Blair replied in admirably plain language. His commitment to democracy and human rights was absolute. Moreover, it was universal: if free elections are good enough for Britain, they are good enough for Iran and no weasel words about theocrats having their "own" version of democracy can be allowed to pass uncontested.

By necessity, Blair was also an internationalist, because, as he said in his Chicago speech of 1999, which was by some measure his finest: "We are all internationalists now, whether we like it or not… we cannot turn our backs on conflicts and the violation of human rights within other countries if we want still to be secure." 
Fine words. But a highly-paid political columnist really should have a little more nous. Blair's commitment to 'democracy and human rights' is not and never was 'absolute'. Next to Iraq is Saudi Arabia. This is the country which forbids women to appear in public without a male relative. Women can't drive or vote. Some men have recently been given the chance to vote for a pointless assembly. Religious belief is harshly policed. There are no rights pertaining to democracy: no political campaigns, no freedom of speech, no freedom of assembly, no union rights. Torture is the state's major tool to maintain the status quo.

By any standards, Saudi Arabia was worse than Iraq and approached the condition of North Korea. I was personally inspired by Tony Blair's commitment to universal democracy and human rights. So I wrote to my New Labour MP, Rob Marris, asking him to let me know when the invasion of Saudi Arabia was scheduled, explaining my concerns about the country and my hopes for a democratic future. His reply consisted of two lines, the salient words being 'totally different', though he failed to explain why.

I know why. Saudi Arabia has a lot of oil. We depend on it. In return, they buy a lot of British weapons (mainly for show, but partly to use against their citizens), and they don't get too upset about western support for Israel, despite their obsessive anti-Semitism. Democracy is for our enemies - many of whom were our friends when their human rights abuses were less important than their preference for NATO bribes over Soviet Union ones: Saddam Hussein is a case in point.
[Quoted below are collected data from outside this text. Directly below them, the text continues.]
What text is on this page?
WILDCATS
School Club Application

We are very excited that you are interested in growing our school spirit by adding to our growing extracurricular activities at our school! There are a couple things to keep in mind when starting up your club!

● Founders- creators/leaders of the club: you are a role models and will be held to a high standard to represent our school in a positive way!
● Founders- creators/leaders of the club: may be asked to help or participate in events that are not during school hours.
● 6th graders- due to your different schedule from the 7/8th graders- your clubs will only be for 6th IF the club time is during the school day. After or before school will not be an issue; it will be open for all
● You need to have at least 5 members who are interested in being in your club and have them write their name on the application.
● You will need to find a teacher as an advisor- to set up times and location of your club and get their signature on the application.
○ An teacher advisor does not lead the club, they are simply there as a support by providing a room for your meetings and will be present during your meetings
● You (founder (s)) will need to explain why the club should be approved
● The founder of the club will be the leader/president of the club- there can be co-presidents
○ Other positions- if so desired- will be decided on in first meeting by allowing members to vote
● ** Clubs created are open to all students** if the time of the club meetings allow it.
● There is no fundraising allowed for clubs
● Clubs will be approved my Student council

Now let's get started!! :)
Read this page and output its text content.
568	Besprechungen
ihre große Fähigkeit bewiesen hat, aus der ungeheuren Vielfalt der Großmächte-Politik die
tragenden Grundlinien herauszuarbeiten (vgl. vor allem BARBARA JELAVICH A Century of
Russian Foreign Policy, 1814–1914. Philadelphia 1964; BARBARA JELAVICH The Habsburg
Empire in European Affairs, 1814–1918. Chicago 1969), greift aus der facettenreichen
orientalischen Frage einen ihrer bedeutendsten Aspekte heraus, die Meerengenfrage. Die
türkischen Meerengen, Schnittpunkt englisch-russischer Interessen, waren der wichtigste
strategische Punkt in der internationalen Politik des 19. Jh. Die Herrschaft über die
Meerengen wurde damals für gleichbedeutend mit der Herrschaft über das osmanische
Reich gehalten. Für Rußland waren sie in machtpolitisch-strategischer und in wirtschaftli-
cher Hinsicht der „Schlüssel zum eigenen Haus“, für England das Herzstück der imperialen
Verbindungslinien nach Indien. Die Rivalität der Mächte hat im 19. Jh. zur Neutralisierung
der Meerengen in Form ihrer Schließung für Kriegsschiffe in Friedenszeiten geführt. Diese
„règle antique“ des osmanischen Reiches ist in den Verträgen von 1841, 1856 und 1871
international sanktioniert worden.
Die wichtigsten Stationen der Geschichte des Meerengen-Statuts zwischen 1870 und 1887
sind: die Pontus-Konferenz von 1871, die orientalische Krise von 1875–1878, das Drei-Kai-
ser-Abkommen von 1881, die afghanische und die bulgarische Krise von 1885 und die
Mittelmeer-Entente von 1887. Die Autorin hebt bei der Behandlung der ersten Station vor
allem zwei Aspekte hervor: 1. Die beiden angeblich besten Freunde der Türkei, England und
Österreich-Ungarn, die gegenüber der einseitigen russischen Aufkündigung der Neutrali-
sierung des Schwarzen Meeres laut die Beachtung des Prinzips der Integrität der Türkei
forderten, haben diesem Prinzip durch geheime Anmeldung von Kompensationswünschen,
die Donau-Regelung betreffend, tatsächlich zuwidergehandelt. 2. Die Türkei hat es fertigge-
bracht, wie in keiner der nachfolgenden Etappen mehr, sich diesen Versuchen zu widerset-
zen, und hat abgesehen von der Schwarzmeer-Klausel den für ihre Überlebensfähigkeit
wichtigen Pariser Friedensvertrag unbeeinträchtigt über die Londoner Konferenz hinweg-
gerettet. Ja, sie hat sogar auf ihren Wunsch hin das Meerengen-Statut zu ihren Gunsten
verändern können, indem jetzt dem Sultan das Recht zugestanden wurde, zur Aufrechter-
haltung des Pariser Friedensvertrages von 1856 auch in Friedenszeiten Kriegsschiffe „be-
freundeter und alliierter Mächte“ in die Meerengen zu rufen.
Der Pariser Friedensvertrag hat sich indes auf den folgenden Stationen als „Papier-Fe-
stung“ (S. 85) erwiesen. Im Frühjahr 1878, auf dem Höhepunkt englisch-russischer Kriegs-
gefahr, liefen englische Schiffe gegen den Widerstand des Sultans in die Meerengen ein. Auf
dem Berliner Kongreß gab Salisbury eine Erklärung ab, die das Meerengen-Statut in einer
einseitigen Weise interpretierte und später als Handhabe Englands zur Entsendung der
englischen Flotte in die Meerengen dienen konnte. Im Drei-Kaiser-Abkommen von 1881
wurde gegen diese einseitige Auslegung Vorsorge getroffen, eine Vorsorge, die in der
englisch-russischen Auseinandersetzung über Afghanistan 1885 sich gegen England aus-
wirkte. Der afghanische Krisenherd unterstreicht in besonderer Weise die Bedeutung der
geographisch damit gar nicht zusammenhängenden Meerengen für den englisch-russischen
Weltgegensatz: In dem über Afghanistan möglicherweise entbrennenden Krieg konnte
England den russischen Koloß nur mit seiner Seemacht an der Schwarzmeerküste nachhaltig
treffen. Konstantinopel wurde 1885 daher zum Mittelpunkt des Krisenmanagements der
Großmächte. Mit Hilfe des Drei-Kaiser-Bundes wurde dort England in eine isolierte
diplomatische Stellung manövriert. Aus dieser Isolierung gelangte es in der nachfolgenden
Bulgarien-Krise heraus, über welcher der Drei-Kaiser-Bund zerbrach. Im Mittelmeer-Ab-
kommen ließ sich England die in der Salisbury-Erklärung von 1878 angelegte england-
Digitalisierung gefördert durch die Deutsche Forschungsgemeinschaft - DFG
This is Blair's 'absolute' commitment to democracy: it disappears when money and geo-politics appear, both in office and out. None of this should be a surprise. Nobody's shocked when a Tory enunciates the brutality of realpolitik. The point about Blair is that he moved the political debate away from substance towards appearance: his carefully-constructed persona was that of the modern, cool guy at ease with celebrity culture and lifestyle politics, but his few political instincts were as hard-right as any Tory. Global hegemony and casino capitalism formed the bedrock of his beliefs - anything else was negotiable. The origins and purpose of his party were embarrassing relics, quickly discarded. As he repeatedly demonstrated, 'newness' was the only signifier which mattered to him - he would constantly attack 'the forces of conservatism', by which he meant the civil service, his own party members and those they represented - not on any serious structural level, but because they were in the way of his autocratic sense that he should be able to ordain a new order without discussion, consultation or objection. Democracy at home was, to him, a drag on wealth creation and political leadership: his massive self-belief led him to assume that his every instinct (as in the average wage anecdote) was correct and any alternative view was simply obstructive for the sake of it. This is why - as his testimony at Leveson admirably demonstrates - his linguistic discourse consists of 'look' and 'y'know': he cannot and never could take scrutiny: such quirks are signs of his frustration at being questioned on anything.

Cosying up to the Murdochs of this world wasn't a burden: it was a pleasure for him, because the only people who mattered were life's winners, however they got there.